Article 14 of the Constitution
"Now is the time for the other side to abandon its extremist positions," the US president said, and Biden also indicated that he was considering resorting to a constitutional mechanism to avoid a US default.
"I can't guarantee they won't make them default," he said, adding: "I'm studying Article 14 (of the U.S. Constitution) to see if we have ... legal power," to bypass Congress.
Article 14, which was added to the U.S. Constitution in 1868, states that "the validity of the public debt of the United States permitted by law ... They must not be in doubt", in other words, "expenditures approved by vote must be respected".
For its part, the Treasury Department warned of serious consequences if the cash runs out and the state defaults on its benefits, saying that this will make it unable to pay federal employees and lead to a potential rise in interest rates with spillover effects on companies, mortgages and global markets.
US Treasury Secretary Janet Yellen told NBC on Sunday: "My assessment is that the odds of reaching June 15 and we are able to pay all our bills are very low."
Republicans are demanding that Biden agree to a significant cut in budget expenditures in exchange for agreeing to raise the debt ceiling, while Democrats accuse them of using tactics to advance their political agenda, putting the U.S. economy at risk.

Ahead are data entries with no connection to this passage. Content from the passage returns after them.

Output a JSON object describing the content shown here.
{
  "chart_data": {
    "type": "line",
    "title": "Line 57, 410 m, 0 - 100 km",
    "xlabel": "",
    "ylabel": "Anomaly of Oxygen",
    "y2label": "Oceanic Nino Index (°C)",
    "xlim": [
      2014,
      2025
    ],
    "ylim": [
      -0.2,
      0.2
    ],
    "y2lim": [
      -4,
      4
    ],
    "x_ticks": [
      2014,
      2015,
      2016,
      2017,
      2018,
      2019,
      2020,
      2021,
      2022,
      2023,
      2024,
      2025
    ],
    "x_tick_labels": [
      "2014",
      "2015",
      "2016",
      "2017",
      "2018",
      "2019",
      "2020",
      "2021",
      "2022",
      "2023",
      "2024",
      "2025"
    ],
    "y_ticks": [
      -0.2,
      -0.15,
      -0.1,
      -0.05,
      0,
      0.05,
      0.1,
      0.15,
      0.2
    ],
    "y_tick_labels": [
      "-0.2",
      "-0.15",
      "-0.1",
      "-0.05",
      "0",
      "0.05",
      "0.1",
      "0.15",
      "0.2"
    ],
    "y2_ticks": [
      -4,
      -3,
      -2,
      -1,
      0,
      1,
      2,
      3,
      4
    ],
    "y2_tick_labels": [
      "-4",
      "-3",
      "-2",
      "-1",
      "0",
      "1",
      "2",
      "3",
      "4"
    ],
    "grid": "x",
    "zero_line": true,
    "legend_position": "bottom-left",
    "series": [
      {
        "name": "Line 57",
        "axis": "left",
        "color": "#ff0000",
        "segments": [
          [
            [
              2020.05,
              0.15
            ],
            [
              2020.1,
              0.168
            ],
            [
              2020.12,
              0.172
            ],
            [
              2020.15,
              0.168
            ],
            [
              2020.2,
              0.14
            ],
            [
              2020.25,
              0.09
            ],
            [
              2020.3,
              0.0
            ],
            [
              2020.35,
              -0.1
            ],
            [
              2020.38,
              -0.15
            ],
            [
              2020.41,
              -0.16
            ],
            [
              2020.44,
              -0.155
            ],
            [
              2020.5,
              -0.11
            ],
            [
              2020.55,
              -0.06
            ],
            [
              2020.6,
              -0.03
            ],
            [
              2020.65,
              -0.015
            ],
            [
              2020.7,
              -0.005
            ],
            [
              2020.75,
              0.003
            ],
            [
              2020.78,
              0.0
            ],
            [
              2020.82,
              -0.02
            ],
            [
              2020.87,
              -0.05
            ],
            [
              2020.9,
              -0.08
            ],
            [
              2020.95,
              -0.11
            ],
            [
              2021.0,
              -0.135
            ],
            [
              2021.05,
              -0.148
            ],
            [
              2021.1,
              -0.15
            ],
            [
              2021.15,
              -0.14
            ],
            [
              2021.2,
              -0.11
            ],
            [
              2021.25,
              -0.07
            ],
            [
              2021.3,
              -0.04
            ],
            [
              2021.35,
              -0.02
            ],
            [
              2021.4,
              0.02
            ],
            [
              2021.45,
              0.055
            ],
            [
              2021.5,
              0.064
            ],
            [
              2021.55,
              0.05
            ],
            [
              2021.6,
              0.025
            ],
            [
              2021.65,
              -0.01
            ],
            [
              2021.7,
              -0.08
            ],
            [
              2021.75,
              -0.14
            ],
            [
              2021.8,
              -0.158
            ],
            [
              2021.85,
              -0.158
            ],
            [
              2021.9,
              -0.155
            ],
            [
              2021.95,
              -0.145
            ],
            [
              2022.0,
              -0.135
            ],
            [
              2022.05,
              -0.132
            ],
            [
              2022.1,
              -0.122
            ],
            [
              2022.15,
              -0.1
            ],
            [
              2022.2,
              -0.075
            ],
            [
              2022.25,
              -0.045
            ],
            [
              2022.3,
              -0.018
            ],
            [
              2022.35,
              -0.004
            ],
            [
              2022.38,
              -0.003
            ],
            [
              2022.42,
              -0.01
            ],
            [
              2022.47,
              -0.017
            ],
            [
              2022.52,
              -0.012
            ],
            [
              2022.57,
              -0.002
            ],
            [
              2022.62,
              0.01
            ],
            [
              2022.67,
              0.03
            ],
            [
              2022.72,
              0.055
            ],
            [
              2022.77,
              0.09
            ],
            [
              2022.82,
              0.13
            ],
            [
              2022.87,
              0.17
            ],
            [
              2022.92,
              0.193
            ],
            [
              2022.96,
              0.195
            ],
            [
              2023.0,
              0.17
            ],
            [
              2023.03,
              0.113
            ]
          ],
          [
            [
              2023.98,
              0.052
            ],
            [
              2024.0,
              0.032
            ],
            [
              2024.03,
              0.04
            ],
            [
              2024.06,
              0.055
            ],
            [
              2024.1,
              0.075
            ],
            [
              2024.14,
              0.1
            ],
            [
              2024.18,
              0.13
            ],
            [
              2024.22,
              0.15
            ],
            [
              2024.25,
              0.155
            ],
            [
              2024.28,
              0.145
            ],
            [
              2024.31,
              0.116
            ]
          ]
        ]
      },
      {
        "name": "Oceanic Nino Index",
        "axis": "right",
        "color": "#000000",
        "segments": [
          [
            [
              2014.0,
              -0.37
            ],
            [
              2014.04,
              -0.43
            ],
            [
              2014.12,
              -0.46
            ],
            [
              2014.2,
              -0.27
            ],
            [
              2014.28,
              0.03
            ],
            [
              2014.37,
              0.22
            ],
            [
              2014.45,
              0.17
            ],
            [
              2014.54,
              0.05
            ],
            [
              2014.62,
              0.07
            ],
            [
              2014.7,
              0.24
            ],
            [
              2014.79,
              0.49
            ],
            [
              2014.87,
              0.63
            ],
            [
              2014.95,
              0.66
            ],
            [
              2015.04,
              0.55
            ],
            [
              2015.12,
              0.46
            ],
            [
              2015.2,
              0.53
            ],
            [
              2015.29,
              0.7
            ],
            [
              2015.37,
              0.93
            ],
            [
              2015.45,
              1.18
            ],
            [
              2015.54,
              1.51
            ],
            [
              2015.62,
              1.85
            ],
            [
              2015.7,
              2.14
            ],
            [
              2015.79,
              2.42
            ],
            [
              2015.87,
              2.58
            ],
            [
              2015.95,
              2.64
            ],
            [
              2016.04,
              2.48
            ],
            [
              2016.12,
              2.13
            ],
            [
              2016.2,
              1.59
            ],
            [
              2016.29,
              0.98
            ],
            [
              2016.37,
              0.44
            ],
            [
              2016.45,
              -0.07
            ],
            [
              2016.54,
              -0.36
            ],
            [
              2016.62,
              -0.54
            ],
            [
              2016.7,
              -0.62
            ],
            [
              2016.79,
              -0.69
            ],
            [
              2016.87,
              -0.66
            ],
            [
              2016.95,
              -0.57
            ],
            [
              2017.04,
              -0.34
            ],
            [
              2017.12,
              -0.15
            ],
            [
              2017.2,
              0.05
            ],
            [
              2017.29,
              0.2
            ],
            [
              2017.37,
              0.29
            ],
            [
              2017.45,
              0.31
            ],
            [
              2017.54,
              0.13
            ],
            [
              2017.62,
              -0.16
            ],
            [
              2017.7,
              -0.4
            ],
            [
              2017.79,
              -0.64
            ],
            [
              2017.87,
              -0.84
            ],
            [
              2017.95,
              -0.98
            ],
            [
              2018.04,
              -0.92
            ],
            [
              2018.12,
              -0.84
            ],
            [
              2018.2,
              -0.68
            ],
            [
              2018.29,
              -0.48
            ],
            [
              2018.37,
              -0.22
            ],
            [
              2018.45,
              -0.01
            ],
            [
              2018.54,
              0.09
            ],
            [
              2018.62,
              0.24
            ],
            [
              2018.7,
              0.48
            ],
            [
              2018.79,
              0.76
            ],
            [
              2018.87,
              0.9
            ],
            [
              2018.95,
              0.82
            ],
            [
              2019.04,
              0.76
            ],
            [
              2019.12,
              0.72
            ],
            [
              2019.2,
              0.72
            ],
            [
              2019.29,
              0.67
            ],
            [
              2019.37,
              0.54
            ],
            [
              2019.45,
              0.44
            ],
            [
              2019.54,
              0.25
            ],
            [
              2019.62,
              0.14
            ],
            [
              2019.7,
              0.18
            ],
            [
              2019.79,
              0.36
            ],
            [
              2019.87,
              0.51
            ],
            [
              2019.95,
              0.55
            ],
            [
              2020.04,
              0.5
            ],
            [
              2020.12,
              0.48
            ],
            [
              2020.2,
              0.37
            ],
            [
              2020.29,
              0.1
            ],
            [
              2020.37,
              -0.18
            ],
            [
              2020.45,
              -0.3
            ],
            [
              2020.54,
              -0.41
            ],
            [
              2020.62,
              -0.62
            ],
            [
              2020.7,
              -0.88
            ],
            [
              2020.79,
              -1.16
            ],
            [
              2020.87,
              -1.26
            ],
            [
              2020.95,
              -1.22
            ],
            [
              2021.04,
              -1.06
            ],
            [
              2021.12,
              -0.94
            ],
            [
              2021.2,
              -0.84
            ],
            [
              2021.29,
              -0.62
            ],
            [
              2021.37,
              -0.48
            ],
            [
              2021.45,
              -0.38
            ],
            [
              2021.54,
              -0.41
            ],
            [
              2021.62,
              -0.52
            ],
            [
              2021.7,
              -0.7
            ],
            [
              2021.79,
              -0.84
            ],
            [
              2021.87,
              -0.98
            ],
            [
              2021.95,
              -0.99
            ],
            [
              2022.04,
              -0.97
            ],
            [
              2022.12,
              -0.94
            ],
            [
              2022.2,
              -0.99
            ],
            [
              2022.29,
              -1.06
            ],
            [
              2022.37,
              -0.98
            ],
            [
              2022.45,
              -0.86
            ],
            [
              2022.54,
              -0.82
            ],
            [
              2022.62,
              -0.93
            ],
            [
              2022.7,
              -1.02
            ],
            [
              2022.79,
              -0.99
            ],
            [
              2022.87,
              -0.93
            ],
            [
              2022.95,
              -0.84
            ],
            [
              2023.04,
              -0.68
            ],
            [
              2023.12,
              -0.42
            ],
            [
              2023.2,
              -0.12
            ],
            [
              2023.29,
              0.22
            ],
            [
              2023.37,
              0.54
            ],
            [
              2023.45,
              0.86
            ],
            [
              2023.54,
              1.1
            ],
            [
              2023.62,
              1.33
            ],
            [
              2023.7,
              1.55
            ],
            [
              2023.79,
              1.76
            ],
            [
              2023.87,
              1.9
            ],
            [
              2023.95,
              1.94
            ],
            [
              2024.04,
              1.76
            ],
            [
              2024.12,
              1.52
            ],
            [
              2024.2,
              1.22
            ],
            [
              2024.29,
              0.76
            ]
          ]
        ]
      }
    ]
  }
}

While raising the debt ceiling is usually routine, in recent years it has become a bone of contention with Republican lawmakers seeking spending cuts in exchange for raising the ceiling.
For its part, the Biden administration proposes cutting spending while raising taxes on the richest and companies that benefit from significant tax cuts, but Republicans do not want to raise taxes.
"At this point we have significant differences in terms of revenue," Biden said Sunday.